👋 Hi friends, it's Hesam with issue #5 of 4 bits. 4 bits is a biweekly newsletter where I share thoughts and musings on how to build memorable experiences.
One quick life update:
👦🏻 Visited my son's kindergarten class this week. I was asked to talk about my job. Rather than presenting, I had them do a 15 minute marshmallow challenge where the goal is to build the tallest tower using only spaghetti, tape, string, and a marshmallow.
🗼 Kindergarteners outperform business school students on this challenge because they have a bias towards action. Business school students tend to think, think, then build. Kindergarteners think, build, think, build, repeat. I explained to the class that my job is to help my students become more like kindergarteners.
🤯 They were confused and asked why big people would want to become little people.
Evolving experiences
Fast-pace casual elegant Omakase dining experience, consisting of 12-courses in 30 minutes! 🍣🍣
When I saw this headline in the Instagram bio of a local sushi restaurant in Houston, my jaw dropped.
Like a flood, questions starting pouring into my head:
How dare they attack the sacred Omakase dining experience?
What does it mean to be both casual and elegant at the same time?
How can you have one course every 2.5 minutes?
Is this the McDonalds of sushi?
Sushi bars in Japan often don’t have menus, as Omakase, translated literally, means “I leave it up to you”.

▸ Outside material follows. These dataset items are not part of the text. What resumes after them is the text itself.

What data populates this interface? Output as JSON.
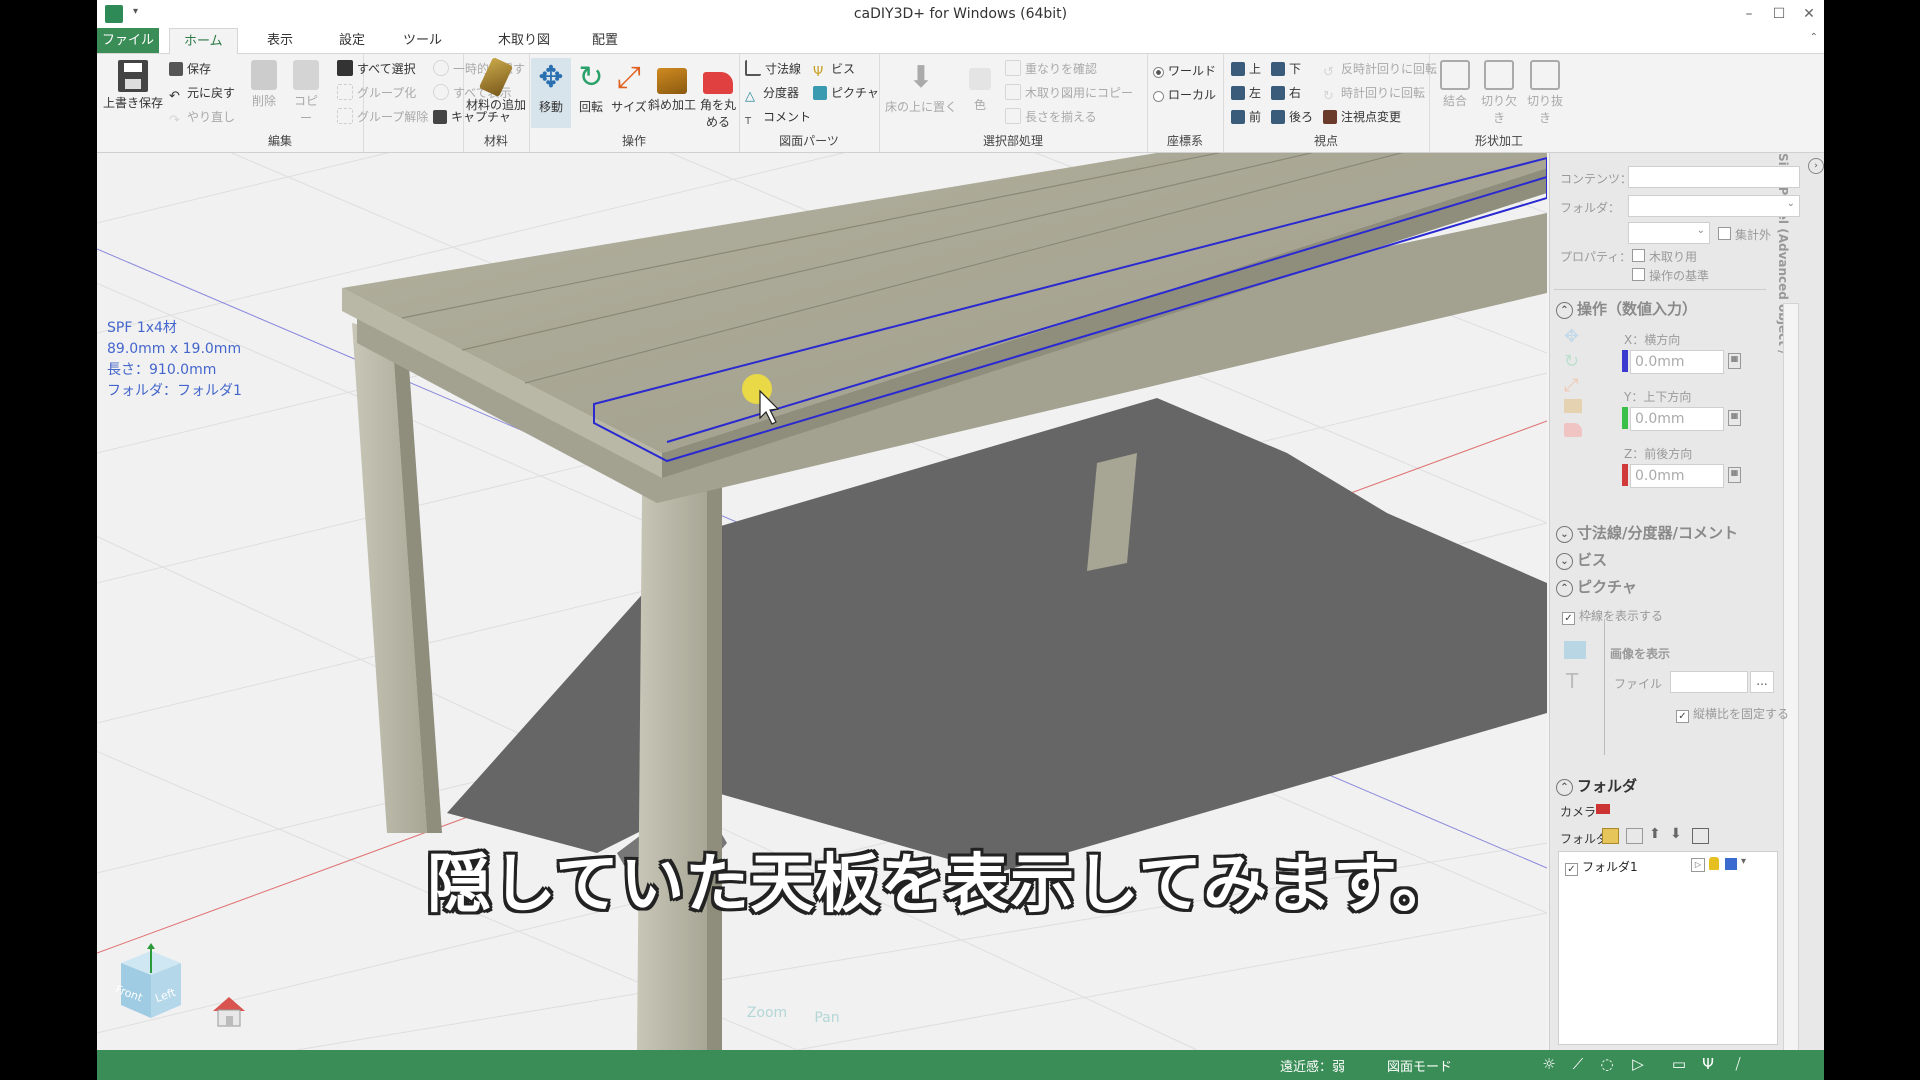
{
  "window": {
    "title": "caDIY3D+ for Windows (64bit)",
    "quick_access": "▾",
    "minimize": "–",
    "maximize": "☐",
    "close": "✕"
  },
  "tabs": [
    {
      "label": "ファイル"
    },
    {
      "label": "ホーム"
    },
    {
      "label": "表示"
    },
    {
      "label": "設定"
    },
    {
      "label": "ツール"
    },
    {
      "label": "木取り図"
    },
    {
      "label": "配置"
    }
  ],
  "ribbon": {
    "edit": {
      "label": "編集",
      "overwrite_save": "上書き保存",
      "save": "保存",
      "undo": "元に戻す",
      "redo": "やり直し",
      "delete": "削除",
      "copy": "コピー",
      "select_all": "すべて選択",
      "group": "グループ化",
      "ungroup": "グループ解除",
      "hide_temp": "一時的に隠す",
      "show_all": "すべて表示",
      "capture": "キャプチャ"
    },
    "material": {
      "label": "材料",
      "add": "材料の追加"
    },
    "operation": {
      "label": "操作",
      "move": "移動",
      "rotate": "回転",
      "size": "サイズ",
      "bevel": "斜め加工",
      "round": "角を丸める"
    },
    "parts": {
      "label": "図面パーツ",
      "dimension": "寸法線",
      "screw": "ビス",
      "divider": "分度器",
      "picture": "ピクチャ",
      "comment": "コメント"
    },
    "selection": {
      "label": "選択部処理",
      "put_floor": "床の上に置く",
      "color": "色",
      "check_overlap": "重なりを確認",
      "copy_cut": "木取り図用にコピー",
      "align_length": "長さを揃える"
    },
    "coords": {
      "label": "座標系",
      "world": "ワールド",
      "local": "ローカル"
    },
    "view": {
      "label": "視点",
      "top": "上",
      "bottom": "下",
      "left": "左",
      "right": "右",
      "front": "前",
      "back": "後ろ",
      "ccw": "反時計回りに回転",
      "cw": "時計回りに回転",
      "pivot": "注視点変更"
    },
    "shape": {
      "label": "形状加工",
      "combine": "結合",
      "notch": "切り欠き",
      "cutout": "切り抜き"
    }
  },
  "viewport": {
    "info": [
      "SPF 1x4材",
      "89.0mm x 19.0mm",
      "長さ：910.0mm",
      "フォルダ：フォルダ1"
    ],
    "subtitle": "隠していた天板を表示してみます。",
    "cube_front": "Front",
    "cube_left": "Left",
    "nav_zoom": "Zoom",
    "nav_pan": "Pan"
  },
  "side_panel": {
    "vertical_title": "Side Panel (Advanced object / Folder settings)",
    "content_label": "コンテンツ：",
    "folder_label": "フォルダ：",
    "property_label": "プロパティ：",
    "exclude_total": "集計外",
    "for_cut": "木取り用",
    "op_base": "操作の基準",
    "op_section": "操作（数値入力）",
    "x_label": "X：横方向",
    "x_value": "0.0mm",
    "y_label": "Y：上下方向",
    "y_value": "0.0mm",
    "z_label": "Z：前後方向",
    "z_value": "0.0mm",
    "dim_section": "寸法線/分度器/コメント",
    "screw_section": "ビス",
    "picture_section": "ピクチャ",
    "show_frame": "枠線を表示する",
    "show_image": "画像を表示",
    "file_label": "ファイル",
    "file_btn": "...",
    "keep_ratio": "縦横比を固定する",
    "folder_section": "フォルダ",
    "camera_label": "カメラ",
    "folder_tools_label": "フォルダ",
    "folder_item": "フォルダ1"
  },
  "status": {
    "perspective": "遠近感：弱",
    "mode": "図面モード"
  },
  "colors": {
    "accent": "#3a8d56",
    "selection": "#2a2ad0",
    "wood": "#a9a796"
  }
}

An Omakase meal means putting your preconceptions about what to order aside. Let the chef decide for you. Omakase dishes contain the finest seasonal ingredients, with the chef occasionally making changes mid-course as they notice the guest’s reactions.
They’re literally watching you eat and adjusting in real time.
In Japan, these meals tend to last 45 minutes to an hour, while in the U.S. Omakase is considered an extended sushi dinner that can last more than two hours.
This time honored tradition had now been distilled into a 30 minute express meal.
The purist in me was appalled, but the experience designer in me was intrigued.
As I reflected further, a bigger question came to mind:
What does a 30 minute, 12 course meal signal about how our appetite for experiences has evolved?
Has social media and the endless abyss that is the Internet shortened our attention spans to the point that we don't want to sit for long, multiple course meals like we used to?
Meanwhile, one of the best restaurants in the world, Noma, has shuttered its doors. And while there's a question about whether these restaurants are unsustainable because of how they exploit aspiring chefs through unpaid apprenticeship programs, there's also the question of whether these experiences are going out of style.
Jeff Gordinier, reporting on the closure of Noma, says:
Part of what we’re witnessing right now is (to borrow a phrase from the kids) a vibe shift. Vibe shifts are baked into the natural order of things. (I interviewed David Bowie in 2002 and he was realistic about this. “The young have to kill the old,” he said. “The young, if they want to achieve their own platform, have to diminish the reputations of the ones that have gone before. That’s how life works.”) Styles of music and film and fashion come and go, rise and fall. Old systems break down. New generations lobby for change. It’s no different in the world of gastronomy.
The effort to dopamine ratio
How do you measure experiences?
Can you quantify what it felt like when you saw your favorite artist play live at a concert?
When you reconnected with a friend in person after having not seen them from years?
When you first set foot in a new city you had been dying to explore?
With each of these experiences, there's a rush of dopamine. Dopamine is a neurotransmitter and hormone in your body; think of it as your vibe hormone.
When you have a great experience, your body releases a flood of dopamine into your system. You feel good, motivated, alert, and focused. At the extreme, you feel euphoric.
Our bodies crave dopamine. And companies have engineered products to play on this need.
When you swipe to pull down on that Twitter feed, you're hoping, even expecting, some news that will excite you. The anticipation starts the release of dopamine, and it's heightened even further when you see notifications.
There's even a multi-sensory experience in London called Dopamine Land.
Have we evolved into a culture that’s looking for the cheapest, fastest dopamine hit possible?
The vibe shift might be that we’re looking for low effort, high dopamine experiences. And the reality is that the dopamine rush you'd get from a 12 course, 3 hour meal isn't astronomically higher than the rush you'd get from a 12 course, 30 minute meal. The time constraint of 30 minutes might even create a sense of urgency that will further excite you.
But how does this affect us long-term and our “tolerance” for experiences?
I'm consciously thinking of how to balance the effort and reward of experiences I'm doing or building. Because if it’s too easy to get the reward, it cheapens the experience.
As you go about your day, notice when you’re “hacking the system”: getting a quick rush of dopamine with little effort. It’s those moments that are rewiring how we think about and select the experiences we explore.